Climat et énergie nucléaire en Suisse

Début juillet, la Commission de l'énergie a publié un rapport sur l'avenir de l'énergie nucléaire en Suisse. Co-auteure du rapport, Regina Betz le commente du point de vue climatique.

Regina Betz
Regina Betz
Regina BetzImage : Die Volkswirtschaft
Image : Die Volkswirtschaft

Sol Kislig, ProClim: Regina Betz, vous êtes co-auteure du rapport « Perspectives de l'énergie nucléaire en Suisse », qui a été publié début juillet. Par rapport aux énergies renouvelables, quelles sont les émissions de gaz à effet de serre des centrales nucléaires ?

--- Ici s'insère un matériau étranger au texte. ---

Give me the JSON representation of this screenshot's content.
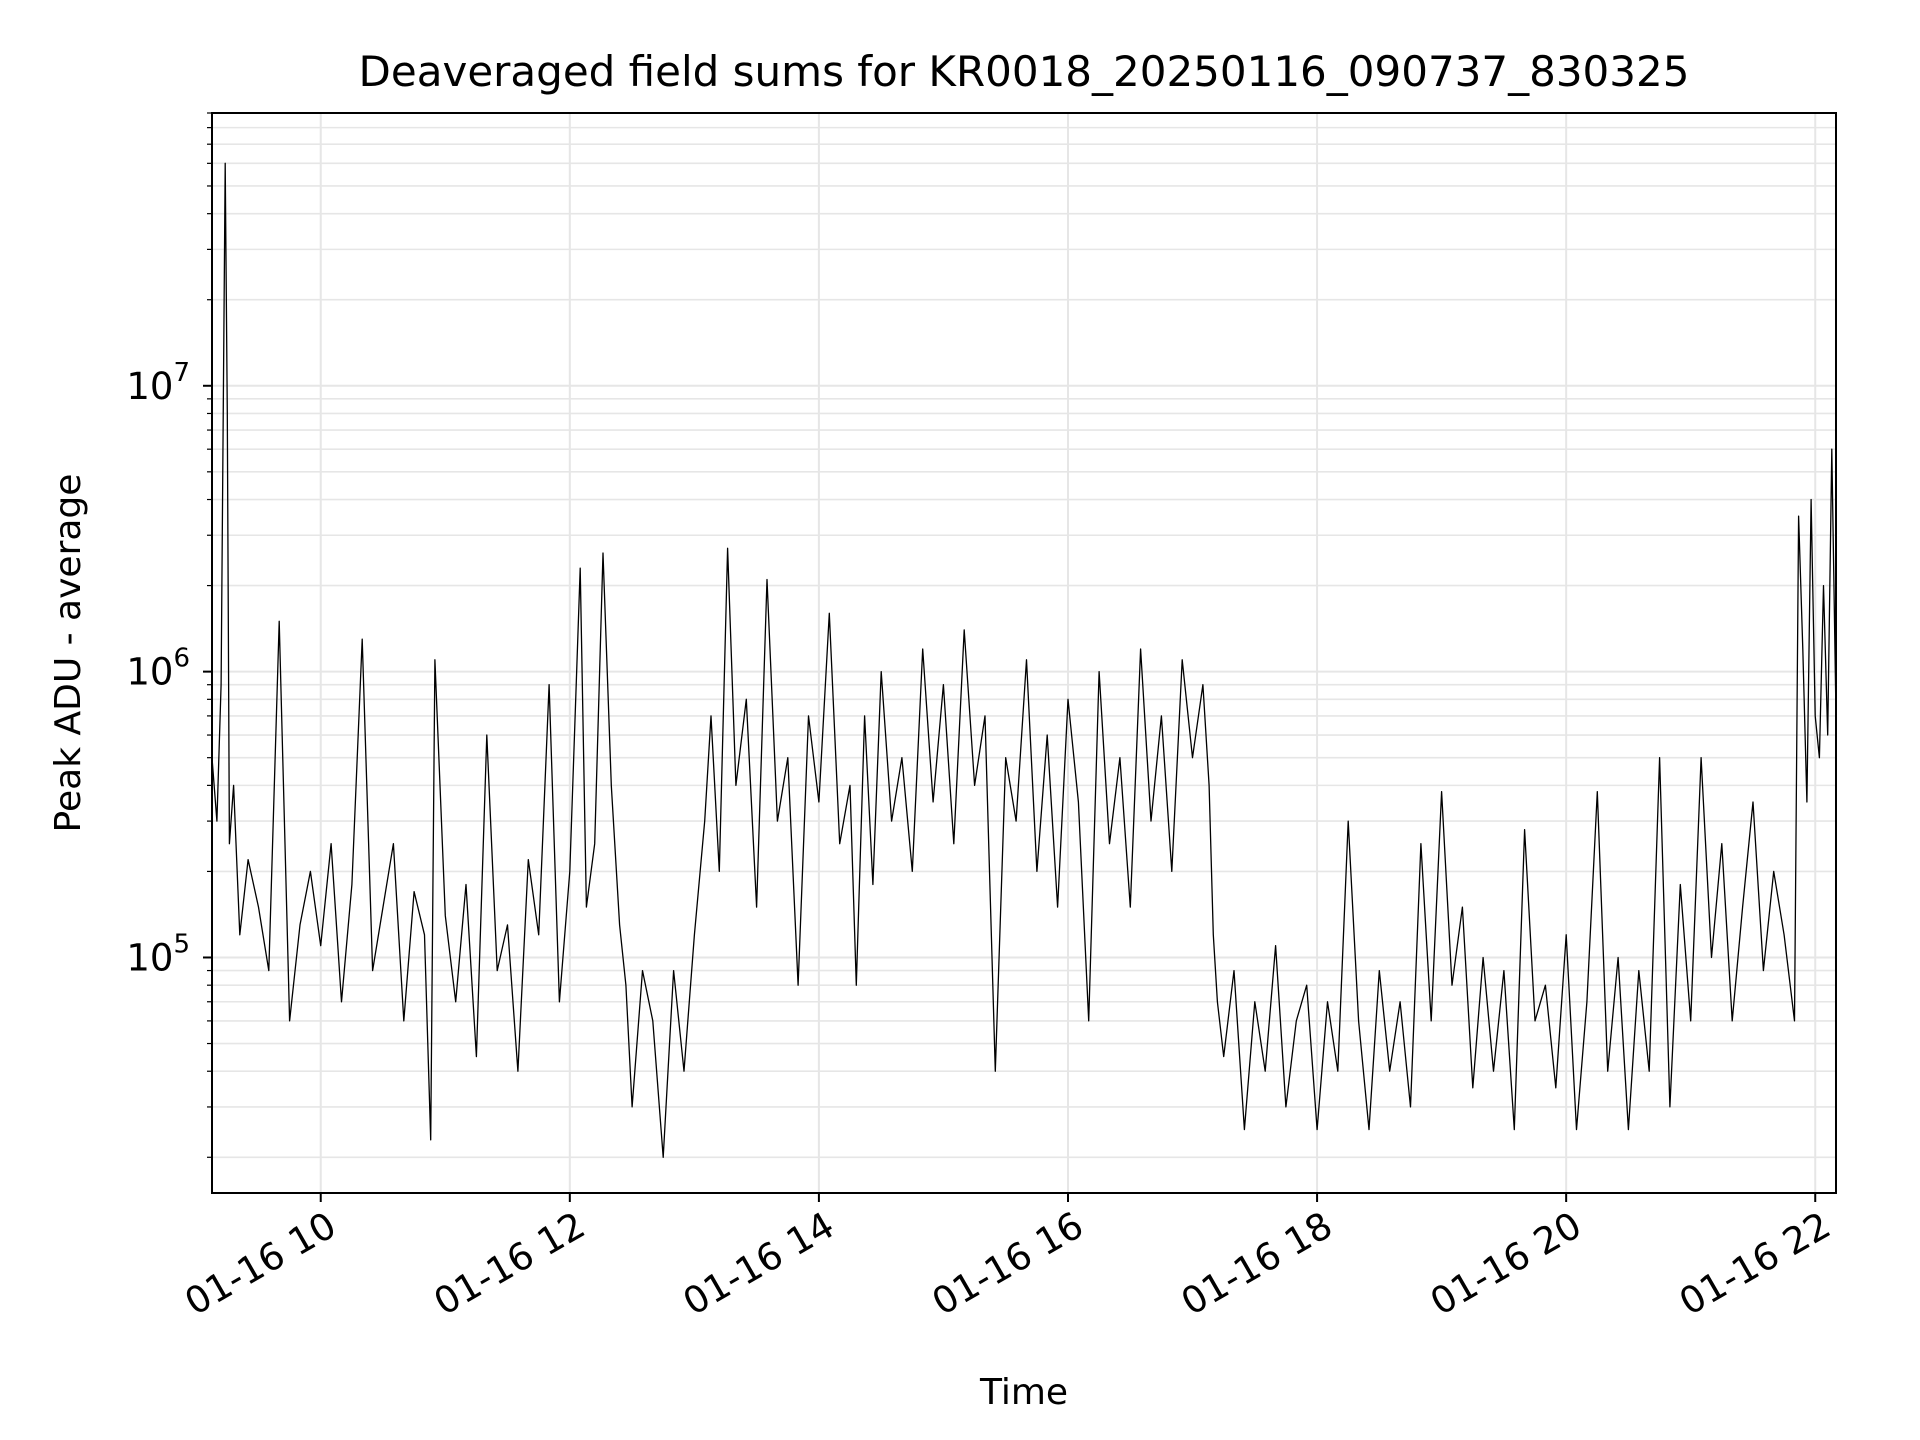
{
  "chart_data": {
    "type": "line",
    "title": "Deaveraged field sums for KR0018_20250116_090737_830325",
    "xlabel": "Time",
    "ylabel": "Peak ADU - average",
    "x_type": "datetime",
    "xlim": [
      "2025-01-16T09:07:37",
      "2025-01-16T22:10:00"
    ],
    "yscale": "log",
    "ylim": [
      15000,
      90000000
    ],
    "grid": true,
    "line_color": "#000000",
    "grid_color": "#e6e6e6",
    "x_ticks": [
      {
        "value": "2025-01-16T10:00:00",
        "label": "01-16 10"
      },
      {
        "value": "2025-01-16T12:00:00",
        "label": "01-16 12"
      },
      {
        "value": "2025-01-16T14:00:00",
        "label": "01-16 14"
      },
      {
        "value": "2025-01-16T16:00:00",
        "label": "01-16 16"
      },
      {
        "value": "2025-01-16T18:00:00",
        "label": "01-16 18"
      },
      {
        "value": "2025-01-16T20:00:00",
        "label": "01-16 20"
      },
      {
        "value": "2025-01-16T22:00:00",
        "label": "01-16 22"
      }
    ],
    "y_ticks": [
      {
        "value": 100000,
        "base": "10",
        "exp": "5"
      },
      {
        "value": 1000000,
        "base": "10",
        "exp": "6"
      },
      {
        "value": 10000000,
        "base": "10",
        "exp": "7"
      }
    ],
    "series": [
      {
        "x": [
          "2025-01-16T09:07:37",
          "2025-01-16T09:10:00",
          "2025-01-16T09:12:00",
          "2025-01-16T09:14:00",
          "2025-01-16T09:15:00",
          "2025-01-16T09:16:00",
          "2025-01-16T09:18:00",
          "2025-01-16T09:21:00",
          "2025-01-16T09:25:00",
          "2025-01-16T09:30:00",
          "2025-01-16T09:35:00",
          "2025-01-16T09:40:00",
          "2025-01-16T09:45:00",
          "2025-01-16T09:50:00",
          "2025-01-16T09:55:00",
          "2025-01-16T10:00:00",
          "2025-01-16T10:05:00",
          "2025-01-16T10:10:00",
          "2025-01-16T10:15:00",
          "2025-01-16T10:20:00",
          "2025-01-16T10:25:00",
          "2025-01-16T10:30:00",
          "2025-01-16T10:35:00",
          "2025-01-16T10:40:00",
          "2025-01-16T10:45:00",
          "2025-01-16T10:50:00",
          "2025-01-16T10:53:00",
          "2025-01-16T10:55:00",
          "2025-01-16T11:00:00",
          "2025-01-16T11:05:00",
          "2025-01-16T11:10:00",
          "2025-01-16T11:15:00",
          "2025-01-16T11:20:00",
          "2025-01-16T11:25:00",
          "2025-01-16T11:30:00",
          "2025-01-16T11:35:00",
          "2025-01-16T11:40:00",
          "2025-01-16T11:45:00",
          "2025-01-16T11:50:00",
          "2025-01-16T11:55:00",
          "2025-01-16T12:00:00",
          "2025-01-16T12:05:00",
          "2025-01-16T12:08:00",
          "2025-01-16T12:12:00",
          "2025-01-16T12:16:00",
          "2025-01-16T12:20:00",
          "2025-01-16T12:24:00",
          "2025-01-16T12:27:00",
          "2025-01-16T12:30:00",
          "2025-01-16T12:35:00",
          "2025-01-16T12:40:00",
          "2025-01-16T12:45:00",
          "2025-01-16T12:50:00",
          "2025-01-16T12:55:00",
          "2025-01-16T13:00:00",
          "2025-01-16T13:05:00",
          "2025-01-16T13:08:00",
          "2025-01-16T13:12:00",
          "2025-01-16T13:16:00",
          "2025-01-16T13:20:00",
          "2025-01-16T13:25:00",
          "2025-01-16T13:30:00",
          "2025-01-16T13:35:00",
          "2025-01-16T13:40:00",
          "2025-01-16T13:45:00",
          "2025-01-16T13:50:00",
          "2025-01-16T13:55:00",
          "2025-01-16T14:00:00",
          "2025-01-16T14:05:00",
          "2025-01-16T14:10:00",
          "2025-01-16T14:15:00",
          "2025-01-16T14:18:00",
          "2025-01-16T14:22:00",
          "2025-01-16T14:26:00",
          "2025-01-16T14:30:00",
          "2025-01-16T14:35:00",
          "2025-01-16T14:40:00",
          "2025-01-16T14:45:00",
          "2025-01-16T14:50:00",
          "2025-01-16T14:55:00",
          "2025-01-16T15:00:00",
          "2025-01-16T15:05:00",
          "2025-01-16T15:10:00",
          "2025-01-16T15:15:00",
          "2025-01-16T15:20:00",
          "2025-01-16T15:25:00",
          "2025-01-16T15:30:00",
          "2025-01-16T15:35:00",
          "2025-01-16T15:40:00",
          "2025-01-16T15:45:00",
          "2025-01-16T15:50:00",
          "2025-01-16T15:55:00",
          "2025-01-16T16:00:00",
          "2025-01-16T16:05:00",
          "2025-01-16T16:10:00",
          "2025-01-16T16:15:00",
          "2025-01-16T16:20:00",
          "2025-01-16T16:25:00",
          "2025-01-16T16:30:00",
          "2025-01-16T16:35:00",
          "2025-01-16T16:40:00",
          "2025-01-16T16:45:00",
          "2025-01-16T16:50:00",
          "2025-01-16T16:55:00",
          "2025-01-16T17:00:00",
          "2025-01-16T17:05:00",
          "2025-01-16T17:08:00",
          "2025-01-16T17:10:00",
          "2025-01-16T17:12:00",
          "2025-01-16T17:15:00",
          "2025-01-16T17:20:00",
          "2025-01-16T17:25:00",
          "2025-01-16T17:30:00",
          "2025-01-16T17:35:00",
          "2025-01-16T17:40:00",
          "2025-01-16T17:45:00",
          "2025-01-16T17:50:00",
          "2025-01-16T17:55:00",
          "2025-01-16T18:00:00",
          "2025-01-16T18:05:00",
          "2025-01-16T18:10:00",
          "2025-01-16T18:15:00",
          "2025-01-16T18:20:00",
          "2025-01-16T18:25:00",
          "2025-01-16T18:30:00",
          "2025-01-16T18:35:00",
          "2025-01-16T18:40:00",
          "2025-01-16T18:45:00",
          "2025-01-16T18:50:00",
          "2025-01-16T18:55:00",
          "2025-01-16T19:00:00",
          "2025-01-16T19:05:00",
          "2025-01-16T19:10:00",
          "2025-01-16T19:15:00",
          "2025-01-16T19:20:00",
          "2025-01-16T19:25:00",
          "2025-01-16T19:30:00",
          "2025-01-16T19:35:00",
          "2025-01-16T19:40:00",
          "2025-01-16T19:45:00",
          "2025-01-16T19:50:00",
          "2025-01-16T19:55:00",
          "2025-01-16T20:00:00",
          "2025-01-16T20:05:00",
          "2025-01-16T20:10:00",
          "2025-01-16T20:15:00",
          "2025-01-16T20:20:00",
          "2025-01-16T20:25:00",
          "2025-01-16T20:30:00",
          "2025-01-16T20:35:00",
          "2025-01-16T20:40:00",
          "2025-01-16T20:45:00",
          "2025-01-16T20:50:00",
          "2025-01-16T20:55:00",
          "2025-01-16T21:00:00",
          "2025-01-16T21:05:00",
          "2025-01-16T21:10:00",
          "2025-01-16T21:15:00",
          "2025-01-16T21:20:00",
          "2025-01-16T21:25:00",
          "2025-01-16T21:30:00",
          "2025-01-16T21:35:00",
          "2025-01-16T21:40:00",
          "2025-01-16T21:45:00",
          "2025-01-16T21:50:00",
          "2025-01-16T21:52:00",
          "2025-01-16T21:54:00",
          "2025-01-16T21:56:00",
          "2025-01-16T21:58:00",
          "2025-01-16T22:00:00",
          "2025-01-16T22:02:00",
          "2025-01-16T22:04:00",
          "2025-01-16T22:06:00",
          "2025-01-16T22:08:00",
          "2025-01-16T22:10:00"
        ],
        "y": [
          500000,
          300000,
          900000,
          60000000,
          8000000,
          250000,
          400000,
          120000,
          220000,
          150000,
          90000,
          1500000,
          60000,
          130000,
          200000,
          110000,
          250000,
          70000,
          180000,
          1300000,
          90000,
          150000,
          250000,
          60000,
          170000,
          120000,
          23000,
          1100000,
          140000,
          70000,
          180000,
          45000,
          600000,
          90000,
          130000,
          40000,
          220000,
          120000,
          900000,
          70000,
          200000,
          2300000,
          150000,
          250000,
          2600000,
          400000,
          130000,
          80000,
          30000,
          90000,
          60000,
          20000,
          90000,
          40000,
          120000,
          300000,
          700000,
          200000,
          2700000,
          400000,
          800000,
          150000,
          2100000,
          300000,
          500000,
          80000,
          700000,
          350000,
          1600000,
          250000,
          400000,
          80000,
          700000,
          180000,
          1000000,
          300000,
          500000,
          200000,
          1200000,
          350000,
          900000,
          250000,
          1400000,
          400000,
          700000,
          40000,
          500000,
          300000,
          1100000,
          200000,
          600000,
          150000,
          800000,
          350000,
          60000,
          1000000,
          250000,
          500000,
          150000,
          1200000,
          300000,
          700000,
          200000,
          1100000,
          500000,
          900000,
          400000,
          120000,
          70000,
          45000,
          90000,
          25000,
          70000,
          40000,
          110000,
          30000,
          60000,
          80000,
          25000,
          70000,
          40000,
          300000,
          60000,
          25000,
          90000,
          40000,
          70000,
          30000,
          250000,
          60000,
          380000,
          80000,
          150000,
          35000,
          100000,
          40000,
          90000,
          25000,
          280000,
          60000,
          80000,
          35000,
          120000,
          25000,
          70000,
          380000,
          40000,
          100000,
          25000,
          90000,
          40000,
          500000,
          30000,
          180000,
          60000,
          500000,
          100000,
          250000,
          60000,
          150000,
          350000,
          90000,
          200000,
          120000,
          60000,
          3500000,
          1200000,
          350000,
          4000000,
          700000,
          500000,
          2000000,
          600000,
          6000000,
          700000
        ]
      }
    ]
  }
}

Regina Betz: Les niveaux d'émissions de gaz à effet de serre des centrales nucléaires et des énergies renouvelables sont en réalité assez proches. Le calcul précis dépend de nombreuses hypothèses. Nous indiquons de ce fait plutôt des tendances que des chiffres. Selon Zhang et Bauer (2018), les émissions de gaz à effet de serre liées à l'énergie nucléaire sont surtout produites lors de l'extraction et de l'enrichissement de l'uranium. Ces émissions dépendent également du pays duquel l'uranium est importé. Concernant la Russie, leader mondial de la production de barres de combustible nucléaire, les données disponibles sont limitées. D'une manière générale, l'on peut néanmoins dire que les centrales nucléaires ont en moyenne un bilan légèrement moins bon que l'énergie hydraulique, en particulier les centrales fluviales, un bilan similaire à celui de l'énergie éolienne, mais légèrement meilleur que celui du photovoltaïque.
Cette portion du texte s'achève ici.